Canary deployments route a small percentage of traffic to a new version while the rest continues on the stable version. If the canary shows elevated errors or latency, traffic is automatically rolled back. For remote teams deploying across time zones, automated promotion means you can ship at any hour without someone watching a dashboard.

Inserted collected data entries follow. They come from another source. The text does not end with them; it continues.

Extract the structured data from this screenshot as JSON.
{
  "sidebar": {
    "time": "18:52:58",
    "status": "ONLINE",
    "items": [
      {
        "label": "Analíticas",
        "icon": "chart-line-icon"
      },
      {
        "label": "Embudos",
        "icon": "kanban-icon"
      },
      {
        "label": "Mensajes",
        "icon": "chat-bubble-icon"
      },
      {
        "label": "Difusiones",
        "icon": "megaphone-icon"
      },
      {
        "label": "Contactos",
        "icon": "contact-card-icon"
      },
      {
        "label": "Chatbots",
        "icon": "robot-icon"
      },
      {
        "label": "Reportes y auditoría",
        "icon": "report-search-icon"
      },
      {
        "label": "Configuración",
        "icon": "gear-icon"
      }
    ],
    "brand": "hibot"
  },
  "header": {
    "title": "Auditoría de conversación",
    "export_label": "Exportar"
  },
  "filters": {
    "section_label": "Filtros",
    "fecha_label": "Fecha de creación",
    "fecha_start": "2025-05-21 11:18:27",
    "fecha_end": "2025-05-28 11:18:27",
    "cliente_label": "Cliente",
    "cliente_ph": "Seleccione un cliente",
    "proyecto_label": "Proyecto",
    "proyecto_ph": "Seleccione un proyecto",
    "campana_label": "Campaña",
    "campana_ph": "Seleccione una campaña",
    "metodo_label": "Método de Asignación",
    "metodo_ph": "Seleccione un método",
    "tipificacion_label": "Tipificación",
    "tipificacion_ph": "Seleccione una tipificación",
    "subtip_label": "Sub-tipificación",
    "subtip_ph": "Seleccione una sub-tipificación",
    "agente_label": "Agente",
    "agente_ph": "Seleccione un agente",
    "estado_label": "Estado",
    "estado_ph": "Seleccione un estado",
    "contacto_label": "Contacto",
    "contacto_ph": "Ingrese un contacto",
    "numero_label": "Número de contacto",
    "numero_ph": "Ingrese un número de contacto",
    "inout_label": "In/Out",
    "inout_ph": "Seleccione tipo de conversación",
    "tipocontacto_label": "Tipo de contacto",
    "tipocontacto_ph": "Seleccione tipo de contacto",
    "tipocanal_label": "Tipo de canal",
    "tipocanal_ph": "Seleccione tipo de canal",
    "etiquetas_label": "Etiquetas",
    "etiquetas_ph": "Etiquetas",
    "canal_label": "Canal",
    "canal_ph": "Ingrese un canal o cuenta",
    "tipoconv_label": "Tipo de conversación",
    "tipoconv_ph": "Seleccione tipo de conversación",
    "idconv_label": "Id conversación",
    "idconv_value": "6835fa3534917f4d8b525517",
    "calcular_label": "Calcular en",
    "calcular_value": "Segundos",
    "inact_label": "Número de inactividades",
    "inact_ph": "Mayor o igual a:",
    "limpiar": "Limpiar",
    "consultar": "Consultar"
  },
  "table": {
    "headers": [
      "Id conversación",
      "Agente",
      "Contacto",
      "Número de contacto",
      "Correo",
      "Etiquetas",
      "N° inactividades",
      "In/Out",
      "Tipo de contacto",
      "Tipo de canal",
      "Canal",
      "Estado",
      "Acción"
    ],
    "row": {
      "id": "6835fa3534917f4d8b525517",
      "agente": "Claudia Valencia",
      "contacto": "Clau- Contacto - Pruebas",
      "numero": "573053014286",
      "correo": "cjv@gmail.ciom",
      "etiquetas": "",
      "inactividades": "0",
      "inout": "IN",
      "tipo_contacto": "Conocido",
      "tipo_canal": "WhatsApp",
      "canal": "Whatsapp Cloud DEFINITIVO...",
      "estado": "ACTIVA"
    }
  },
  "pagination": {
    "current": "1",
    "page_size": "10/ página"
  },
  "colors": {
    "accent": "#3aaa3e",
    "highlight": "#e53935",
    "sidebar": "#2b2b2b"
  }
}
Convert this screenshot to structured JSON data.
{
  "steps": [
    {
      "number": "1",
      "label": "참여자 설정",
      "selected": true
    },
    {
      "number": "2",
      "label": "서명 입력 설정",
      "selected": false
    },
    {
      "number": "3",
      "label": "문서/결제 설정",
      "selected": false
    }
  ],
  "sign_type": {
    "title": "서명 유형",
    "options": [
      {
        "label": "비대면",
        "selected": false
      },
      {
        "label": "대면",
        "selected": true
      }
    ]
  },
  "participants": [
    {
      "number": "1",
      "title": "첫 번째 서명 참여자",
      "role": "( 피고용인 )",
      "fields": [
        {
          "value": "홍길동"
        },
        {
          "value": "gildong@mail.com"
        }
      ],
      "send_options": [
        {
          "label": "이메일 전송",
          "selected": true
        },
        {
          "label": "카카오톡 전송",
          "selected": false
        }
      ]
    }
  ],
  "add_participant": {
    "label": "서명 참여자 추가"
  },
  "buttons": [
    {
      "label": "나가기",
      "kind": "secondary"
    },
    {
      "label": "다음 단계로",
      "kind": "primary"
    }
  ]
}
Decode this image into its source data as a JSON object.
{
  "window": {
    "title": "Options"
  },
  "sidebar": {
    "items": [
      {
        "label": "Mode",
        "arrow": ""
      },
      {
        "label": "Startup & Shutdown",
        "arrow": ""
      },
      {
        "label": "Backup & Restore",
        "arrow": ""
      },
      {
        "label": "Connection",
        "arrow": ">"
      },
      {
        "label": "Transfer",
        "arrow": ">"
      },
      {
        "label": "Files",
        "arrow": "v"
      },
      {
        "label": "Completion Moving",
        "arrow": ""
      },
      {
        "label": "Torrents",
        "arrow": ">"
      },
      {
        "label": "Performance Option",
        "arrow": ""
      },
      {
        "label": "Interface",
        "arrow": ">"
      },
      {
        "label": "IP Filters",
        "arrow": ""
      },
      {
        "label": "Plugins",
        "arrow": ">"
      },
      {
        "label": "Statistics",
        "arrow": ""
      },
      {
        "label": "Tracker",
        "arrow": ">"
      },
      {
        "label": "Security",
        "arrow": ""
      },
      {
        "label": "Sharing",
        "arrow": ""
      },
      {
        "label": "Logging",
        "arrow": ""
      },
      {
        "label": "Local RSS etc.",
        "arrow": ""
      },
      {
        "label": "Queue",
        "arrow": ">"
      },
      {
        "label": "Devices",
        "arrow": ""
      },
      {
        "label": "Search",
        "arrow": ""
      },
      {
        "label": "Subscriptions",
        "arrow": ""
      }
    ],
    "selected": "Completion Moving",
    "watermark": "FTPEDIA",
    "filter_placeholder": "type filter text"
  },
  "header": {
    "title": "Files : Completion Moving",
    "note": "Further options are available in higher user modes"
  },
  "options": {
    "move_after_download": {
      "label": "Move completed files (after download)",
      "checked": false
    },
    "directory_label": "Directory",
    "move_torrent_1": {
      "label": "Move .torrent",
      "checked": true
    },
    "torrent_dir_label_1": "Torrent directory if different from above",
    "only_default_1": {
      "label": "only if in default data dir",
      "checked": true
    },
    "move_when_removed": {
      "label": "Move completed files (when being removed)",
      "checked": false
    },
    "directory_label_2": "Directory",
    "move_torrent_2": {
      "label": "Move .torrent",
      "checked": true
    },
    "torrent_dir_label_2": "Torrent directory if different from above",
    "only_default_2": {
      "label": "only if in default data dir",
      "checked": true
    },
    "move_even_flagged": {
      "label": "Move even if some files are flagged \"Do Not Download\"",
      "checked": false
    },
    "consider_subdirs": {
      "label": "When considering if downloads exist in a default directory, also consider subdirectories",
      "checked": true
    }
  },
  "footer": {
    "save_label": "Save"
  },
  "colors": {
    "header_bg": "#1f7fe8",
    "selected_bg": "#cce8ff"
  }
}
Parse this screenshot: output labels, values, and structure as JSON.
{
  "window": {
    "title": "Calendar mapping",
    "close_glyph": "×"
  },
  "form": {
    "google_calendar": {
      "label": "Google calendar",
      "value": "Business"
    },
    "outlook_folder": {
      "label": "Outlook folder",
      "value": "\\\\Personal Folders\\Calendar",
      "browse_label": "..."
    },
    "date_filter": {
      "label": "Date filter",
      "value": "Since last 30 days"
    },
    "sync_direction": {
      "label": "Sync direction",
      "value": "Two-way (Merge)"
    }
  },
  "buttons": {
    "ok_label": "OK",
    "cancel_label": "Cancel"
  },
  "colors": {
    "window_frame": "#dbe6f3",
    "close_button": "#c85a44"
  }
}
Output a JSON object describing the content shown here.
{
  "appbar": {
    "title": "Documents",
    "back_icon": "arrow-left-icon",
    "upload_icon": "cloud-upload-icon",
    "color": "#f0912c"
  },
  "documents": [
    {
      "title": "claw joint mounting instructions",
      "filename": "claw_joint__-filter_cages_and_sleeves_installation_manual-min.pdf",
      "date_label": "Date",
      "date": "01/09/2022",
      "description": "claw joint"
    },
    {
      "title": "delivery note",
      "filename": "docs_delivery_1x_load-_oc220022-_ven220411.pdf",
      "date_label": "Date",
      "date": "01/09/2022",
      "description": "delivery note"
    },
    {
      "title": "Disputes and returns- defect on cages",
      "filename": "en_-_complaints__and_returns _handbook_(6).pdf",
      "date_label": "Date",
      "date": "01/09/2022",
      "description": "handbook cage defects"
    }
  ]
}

Option 1: Argo Rollouts (Kubernetes)
Argo Rollouts extends Kubernetes deployments with progressive delivery strategies.
Install:
kubectl create namespace argo-rollouts
kubectl apply -n argo-rollouts \
-f https://github.com/argoproj/argo-rollouts/releases/latest/download/install.yaml
# Install CLI
brew install argoproj/tap/kubectl-argo-rollouts
Define a canary rollout:
# rollout.yaml
apiVersion: argoproj.io/v1alpha1
kind: Rollout
metadata:
name: payments-service
namespace: production
spec:
replicas: 5
selector:
matchLabels:
app: payments-service
template:
metadata:
labels:
app: payments-service
spec:
containers:
- name: payments-service
image: yourcompany/payments-service:latest
ports:
- containerPort: 8080
resources:
requests:
memory: "64Mi"
cpu: "100m"
limits:
memory: "128Mi"
cpu: "200m"
strategy:
canary:
# Step-by-step traffic progression
steps:
- setWeight: 5 # 5% to canary
- pause:
duration: 5m # Wait 5 minutes, check metrics
- setWeight: 20
- pause:
duration: 5m
- setWeight: 50
- pause:
duration: 10m
- setWeight: 80
- pause:
duration: 5m
# Final step: 100% — rollout complete
# Automatic analysis at each step
analysis:
templates:
- templateName: success-rate
startingStep: 2
args:
- name: service-name
value: payments-service
canaryService: payments-service-canary
stableService: payments-service-stable
Define the analysis template to check error rate:
# analysis-template.yaml
apiVersion: argoproj.io/v1alpha1
kind: AnalysisTemplate
metadata:
name: success-rate
namespace: production
spec:
args:
- name: service-name
metrics:
- name: success-rate
interval: 1m
# Fail if success rate drops below 95%
successCondition: result[0] >= 0.95
failureLimit: 3
provider:
prometheus:
address: http://prometheus.monitoring.svc:9090
query: |
sum(rate(http_requests_total{
service="{{ args.service-name }}",
status!~"5.."
}[5m])) /
sum(rate(http_requests_total{
service="{{ args.service-name }}"
}[5m]))
- name: latency-p99
interval: 1m
successCondition: result[0] < 0.5
failureLimit: 3
provider:
prometheus:
address: http://prometheus.monitoring.svc:9090
query: |
histogram_quantile(0.99, rate(http_request_duration_seconds_bucket{
service="{{ args.service-name }}"
}[5m]))
Deploy and monitor:
kubectl apply -f rollout.yaml -f analysis-template.yaml
# Watch rollout progress
kubectl argo rollouts get rollout payments-service --watch
# Manually promote if paused
kubectl argo rollouts promote payments-service
# Abort if something looks wrong
kubectl argo rollouts abort payments-service
Option 2: Flagger (Kubernetes + Service Mesh)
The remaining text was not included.